1. The application of the probe library in preparing a kit for detecting NRG1 fusion genes is characterized in that the probe library comprises all probes with nucleotide sequences shown in SEQ ID NO. 1-149.

2. The application according to claim 1, further comprising the steps of: step 1, obtaining DNA of a sample to be detected; and 2, hybridizing the DNA of the sample to be detected with the probe, capturing, performing NGS sequencing, comparing the on-line data with the reference genome data, and analyzing to obtain the information of the NRG1 fusion gene.

3. The use according to claim 1, wherein the sample to be tested is derived from a cell, tissue or body fluid sample.

4. The method according to claim 3, wherein the DNA of the sample is cDNA obtained by direct extraction or by mRNA extraction and synthesis.

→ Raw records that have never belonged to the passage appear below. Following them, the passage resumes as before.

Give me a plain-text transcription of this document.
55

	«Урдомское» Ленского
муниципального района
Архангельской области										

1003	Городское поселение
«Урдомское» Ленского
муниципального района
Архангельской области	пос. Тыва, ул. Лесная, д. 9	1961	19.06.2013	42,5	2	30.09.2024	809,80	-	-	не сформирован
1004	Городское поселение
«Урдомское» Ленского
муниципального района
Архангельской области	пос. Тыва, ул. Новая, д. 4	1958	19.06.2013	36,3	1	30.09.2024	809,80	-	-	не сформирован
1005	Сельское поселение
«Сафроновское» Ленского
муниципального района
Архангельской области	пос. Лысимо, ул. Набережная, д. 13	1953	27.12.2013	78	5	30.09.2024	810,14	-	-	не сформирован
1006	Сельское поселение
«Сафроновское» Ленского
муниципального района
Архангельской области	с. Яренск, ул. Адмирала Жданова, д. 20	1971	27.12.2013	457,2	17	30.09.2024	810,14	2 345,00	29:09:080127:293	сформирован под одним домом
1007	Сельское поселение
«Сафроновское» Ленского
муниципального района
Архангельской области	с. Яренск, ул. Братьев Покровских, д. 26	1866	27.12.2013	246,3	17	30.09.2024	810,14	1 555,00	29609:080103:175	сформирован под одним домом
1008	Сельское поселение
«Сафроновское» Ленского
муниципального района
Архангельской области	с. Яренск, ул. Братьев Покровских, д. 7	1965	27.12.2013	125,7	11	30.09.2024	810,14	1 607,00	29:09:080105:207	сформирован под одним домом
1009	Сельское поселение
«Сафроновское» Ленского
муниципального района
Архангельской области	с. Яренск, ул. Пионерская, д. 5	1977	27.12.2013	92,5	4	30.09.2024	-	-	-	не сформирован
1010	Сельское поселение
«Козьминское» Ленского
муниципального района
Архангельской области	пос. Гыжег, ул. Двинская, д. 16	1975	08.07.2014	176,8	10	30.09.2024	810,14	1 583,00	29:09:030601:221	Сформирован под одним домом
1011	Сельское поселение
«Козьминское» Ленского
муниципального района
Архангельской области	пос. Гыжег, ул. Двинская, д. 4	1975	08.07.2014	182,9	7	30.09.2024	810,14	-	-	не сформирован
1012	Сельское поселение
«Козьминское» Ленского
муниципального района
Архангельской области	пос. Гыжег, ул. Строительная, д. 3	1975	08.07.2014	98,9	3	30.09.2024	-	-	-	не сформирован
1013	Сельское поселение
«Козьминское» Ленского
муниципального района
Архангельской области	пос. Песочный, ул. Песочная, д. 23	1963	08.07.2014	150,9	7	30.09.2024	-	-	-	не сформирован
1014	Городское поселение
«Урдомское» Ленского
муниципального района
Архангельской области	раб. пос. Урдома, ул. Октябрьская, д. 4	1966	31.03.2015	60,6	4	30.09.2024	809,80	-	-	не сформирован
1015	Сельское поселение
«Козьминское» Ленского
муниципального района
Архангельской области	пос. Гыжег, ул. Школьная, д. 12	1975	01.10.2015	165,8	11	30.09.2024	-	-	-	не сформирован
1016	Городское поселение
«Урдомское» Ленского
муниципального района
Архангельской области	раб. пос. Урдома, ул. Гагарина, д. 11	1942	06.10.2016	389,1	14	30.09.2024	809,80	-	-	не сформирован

5. The method of claim 3, wherein the DNA of the sample is fragmented and has a length of 150-600 bp.

6. The use according to claim 4, wherein the kit further comprises: and the DNA extraction reagent is used for extracting the DNA of the sample to be detected.

7. The use according to claim 4, further comprising: the RNA extraction reagent is used for extracting mRNA of a sample to be detected;

further comprises: a reverse transcription kit for reverse transcribing the extracted mRNA into cDNA.

8. The use according to claim 1, wherein the probe has been modified with biotin.

9. The use according to claim 1, wherein the kit further comprises: the magnetic beads modified by streptavidin are used for hybridized capture of the probes.